This week in multimodal ai art (02/04 - 08/04)

And I thought last week couldn't be toppled with RQ-VAE, GLID-3, LAION-5B, StyleGAN XL, Make-a-Scene, CLIPMatrix and more. Couldn't have been MORE wrong! What can I say about this insane rhythm of multimodal ai art releases? Enjoy the ride, I guess.

New text-to-Image synthesizers:

- Dall-E 2 (blog post and paper only)

by OpenAI

The newest iteration of Dall-E is out. With results that baffled the community, the new model takes the CLIP Guided Diffusion approach to the next level. No code or model released. There's a waiting list to use their closed demo.

- Latent Diffusion LAION-400M (code+model, colab, Spaces)

by CompVis (model), LAION (dataset), us (Colab and Hugging Face Spaces)
CompVis released its LAION 400M trained model for its Dec/2021 "Latent Diffusion" implementation. It is a breakthrough, with its major feat being great text synthesis, beating even Dall-E 2. The model also samples images super fast. Sometimes it struggles to interpret the prompt, performing worst than other VQGAN-CLIP and Guided Diffusion methods. We have released a Google Colab and a Hugging Face Spaces for it! Play with it yourself and share your results with us @multimodalart

- KNN Diffusion (Paper only)

by Meta AI
This paper contains a novel approach to text-to-image generation that can be trained with images only, using the KNN algorithm to provide samples that matches the caption.

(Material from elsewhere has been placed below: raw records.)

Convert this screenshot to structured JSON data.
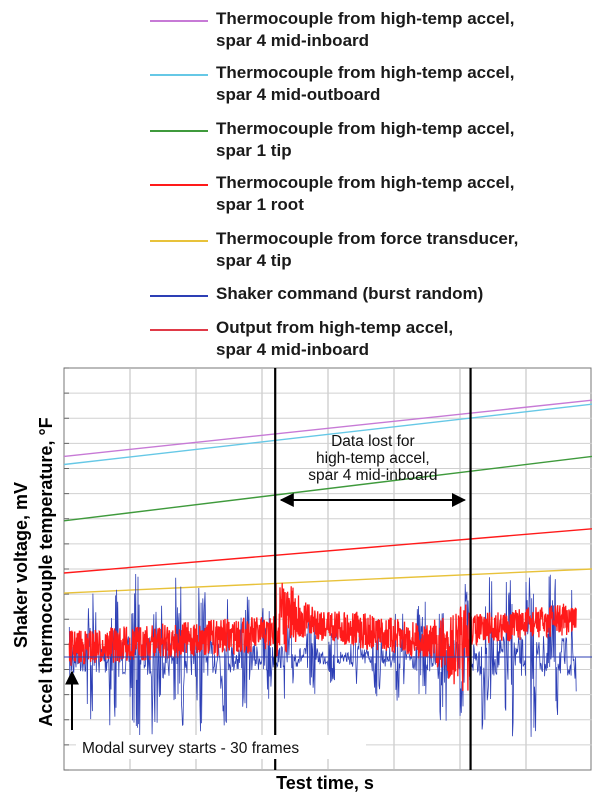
{
  "legend": {
    "items": [
      {
        "label": "Thermocouple from high-temp accel,\n  spar 4 mid-inboard",
        "color": "#c77ad6"
      },
      {
        "label": "Thermocouple from high-temp accel,\n  spar 4 mid-outboard",
        "color": "#66c8e6"
      },
      {
        "label": "Thermocouple from high-temp accel,\n  spar 1 tip",
        "color": "#3f9a3c"
      },
      {
        "label": "Thermocouple from high-temp accel,\n  spar 1 root",
        "color": "#ff1a1a"
      },
      {
        "label": "Thermocouple from force transducer,\n  spar 4 tip",
        "color": "#e8c23a"
      },
      {
        "label": "Shaker command (burst random)",
        "color": "#2d3fb5"
      },
      {
        "label": "Output from high-temp accel,\n  spar 4 mid-inboard",
        "color": "#e03a48"
      }
    ]
  },
  "chart_data": {
    "type": "line",
    "title": "",
    "xlabel": "Test time, s",
    "ylabel_outer": "Shaker voltage, mV",
    "ylabel_inner": "Accel thermocouple temperature, °F",
    "grid": true,
    "x_normalized": [
      0,
      1
    ],
    "series": [
      {
        "name": "Thermocouple from high-temp accel, spar 4 mid-inboard",
        "x": [
          0,
          1
        ],
        "y": [
          0.78,
          0.92
        ]
      },
      {
        "name": "Thermocouple from high-temp accel, spar 4 mid-outboard",
        "x": [
          0,
          1
        ],
        "y": [
          0.76,
          0.91
        ]
      },
      {
        "name": "Thermocouple from high-temp accel, spar 1 tip",
        "x": [
          0,
          1
        ],
        "y": [
          0.62,
          0.78
        ]
      },
      {
        "name": "Thermocouple from high-temp accel, spar 1 root",
        "x": [
          0,
          1
        ],
        "y": [
          0.49,
          0.6
        ]
      },
      {
        "name": "Thermocouple from force transducer, spar 4 tip",
        "x": [
          0,
          1
        ],
        "y": [
          0.44,
          0.5
        ]
      }
    ],
    "markers": [
      {
        "x": 0.4
      },
      {
        "x": 0.77
      }
    ],
    "annotations": [
      {
        "text": "Data lost for\nhigh-temp accel,\nspar 4 mid-inboard"
      },
      {
        "text": "Modal survey starts - 30 frames"
      }
    ]
  }
}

- CLOOB Conditioned Latent Diffusion YFCC CFG (Code, Colab)

by John David Pressman
CLOOB is a CLIP variant that outperforms CLIP in some cases. It also has the advantage of being able to fine tune on images without captions. The new model released is a classifier free guidance model trained on YFCC 100M. The code also makes it easy to fine-tune the model on different images.

New text-to-video synthesizers:

Video Diffusion (paper and project page only)

[div class="small]by Google[/div] A text-to-video model based on a new "video diffusion approach" that can generate short video snippets.

Text2LIVE (paper and project page only)

by NVidia Research
A CLIP Guided image and video editor. Takes an image or a video and outputs the same content with the edits requested on the text. No model or code released yet.

TATS: Time-Agnostic VQGAN and Time-Sensitive Transformer to generate long videos (paper, project page, code)

University of Maryland, Meta AI and Georgia Tech
A model trained on 16-frame video clips that can produce coherent video with thousands of frames, from both videos of the same class, text and audio.